Monday, May 8, 2017

Diary

I've been reading To Begin Where I Am: Selected Essays, by Czeslaw Milosz, and am not sure at this point how much I'll write about it. Some of it repeats from his memoir, Native Realm, which I commented on earlier. At the moment I am finding memoirs slightly oppressive, because they draw you back to a distant past which is only partially remembered, and much is irretrievable. When I try to remember my own past in detail, I soon find it frustrating that I can't remember, say, the name of an elementary school teacher. Straining to recall something that I haven't thought about for fifty years can induce in me a state similar to claustrophobia. Our brains didn't evolve to become huge repositories of information, and an unexpected dysfunction may emerge when one obsesses about one's past. It may be safer and more productive to weave a simple narrative about it and leave it at that.

In Milosz's case, his life had been severely disrupted, and he was aware enough to lament what he knew had been lost.

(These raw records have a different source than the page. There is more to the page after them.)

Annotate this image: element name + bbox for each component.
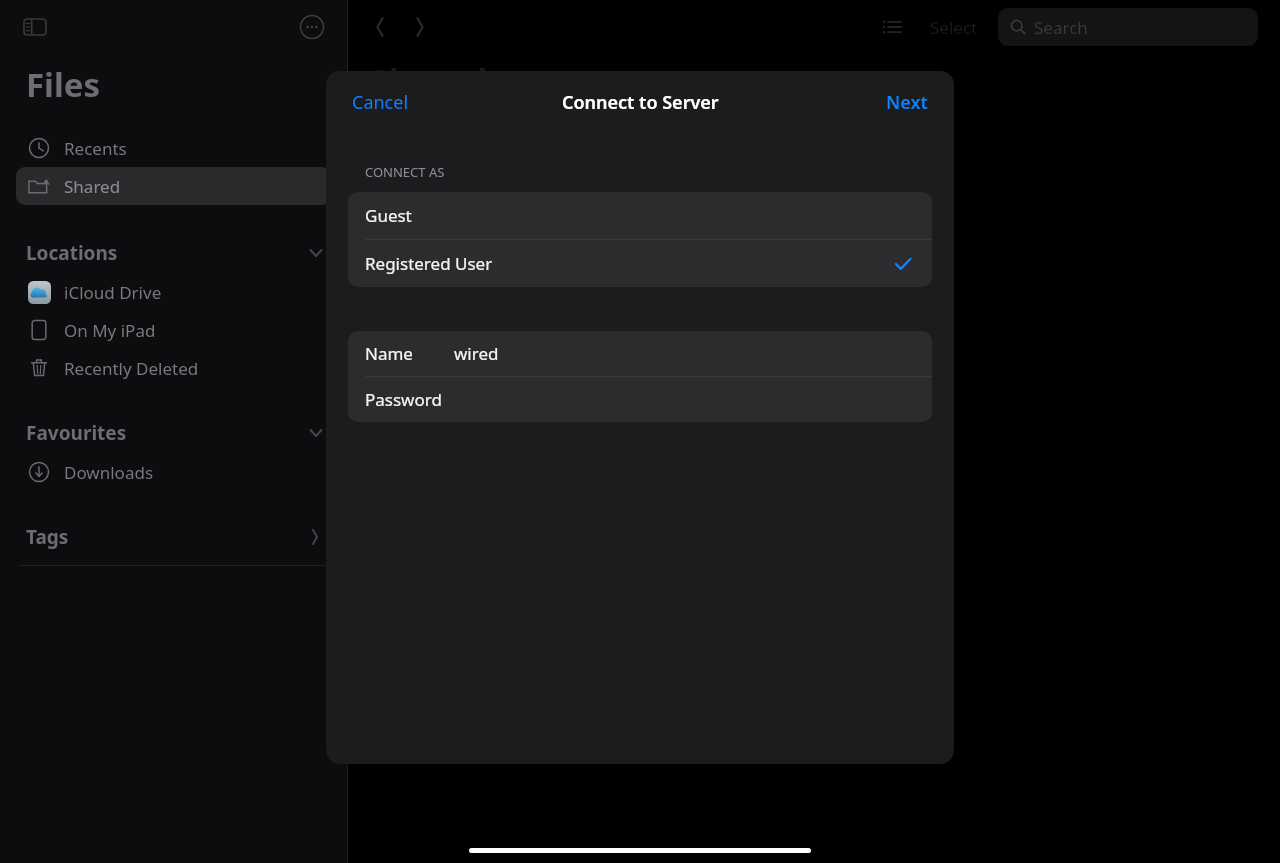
button[interactable]: Tags — [0, 517, 347, 557]
button[interactable]: Toggle sidebar — [18, 10, 52, 44]
staticText: wired — [454, 342, 499, 365]
button[interactable]: View options — [872, 7, 912, 47]
staticText: Registered User — [365, 252, 493, 275]
staticText: Next — [886, 90, 928, 115]
staticText: Search — [1034, 16, 1088, 39]
button[interactable]: Select — [926, 16, 982, 39]
button[interactable]: Guest — [348, 192, 932, 239]
staticText: Favourites — [26, 420, 127, 446]
staticText: Connect to Server — [562, 90, 719, 115]
button[interactable]: Registered User — [348, 240, 932, 287]
staticText: Tags — [26, 524, 69, 550]
button[interactable]: Back — [360, 7, 400, 47]
staticText: Guest — [365, 204, 412, 227]
staticText: Files — [26, 62, 101, 107]
button[interactable]: Name — [348, 331, 932, 376]
button[interactable]: Recents — [16, 129, 331, 167]
staticText: Locations — [26, 240, 118, 266]
button[interactable]: Forward — [400, 7, 440, 47]
button[interactable]: Cancel — [348, 84, 413, 121]
button[interactable]: Next — [882, 84, 932, 121]
staticText: Recents — [64, 137, 127, 160]
button[interactable]: Shared — [16, 167, 331, 205]
button[interactable]: Recently Deleted — [16, 349, 331, 387]
staticText: iCloud Drive — [64, 281, 162, 304]
button[interactable]: Favourites — [0, 413, 347, 453]
staticText: Cancel — [352, 90, 409, 115]
staticText: Select — [930, 16, 978, 39]
button[interactable]: On My iPad — [16, 311, 331, 349]
button[interactable]: Password — [348, 377, 932, 422]
button[interactable]: Downloads — [16, 453, 331, 491]
staticText: CONNECT AS — [365, 163, 445, 181]
staticText: Shared — [370, 58, 488, 104]
staticText: Name — [365, 342, 413, 365]
button[interactable]: iCloud Drive — [16, 273, 331, 311]
staticText: On My iPad — [64, 319, 156, 342]
staticText: Shared — [64, 175, 121, 198]
staticText: Recently Deleted — [64, 357, 199, 380]
button[interactable]: Locations — [0, 233, 347, 273]
staticText: Password — [365, 388, 442, 411]
button[interactable]: Search — [998, 8, 1258, 46]
button[interactable]: More — [295, 10, 329, 44]
staticText: Downloads — [64, 461, 154, 484]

With his poetic sensibility, he reminds me of Dylan Thomas in A Child's Christmas in Wales, though with a more adult, less playful emphasis. Unlike Dylan Thomas, he experienced a life that was spent mostly in exile, and although Paris may not have seemed too far from home, the U.S. certainly did. I respect Milosz because he struggles with meaning and looks at his life more seriously than most writers, even ones with similar backgrounds. Take, for example, Vladimir Nabokov, whose privileged life in Russia was ruined by the Russian Revolution. I was not impressed by Lolita when I read it long ago, because I thought it took a needlessly cynical position on the U.S. and was psychologically shallow. If it hadn't been a novel about pedophilia written by an author with a Russian-sounding name and good academic credentials, I don't think it would have become popular. The impression I have of Nabokov is that he resented having to work for a living, despised Americans, surrounded himself with sycophants and was too self-important to be a good observer. I may be wrong, but I'm unwilling to read any more of his books to find out. Another memoirist, Barack Obama, wrote Dreams of My Father and received critical acclaim. He too experienced disruptions in his life, but they were on a minor scale. He is neither as skilled nor as insightful a writer as Milosz and most likely wrote the memoir in order to embellish his image prior to his entry into politics. I probably won't read his post-presidential books.

There are several essays in Milosz's book that I haven't read yet, and I may or may not comment on them individually.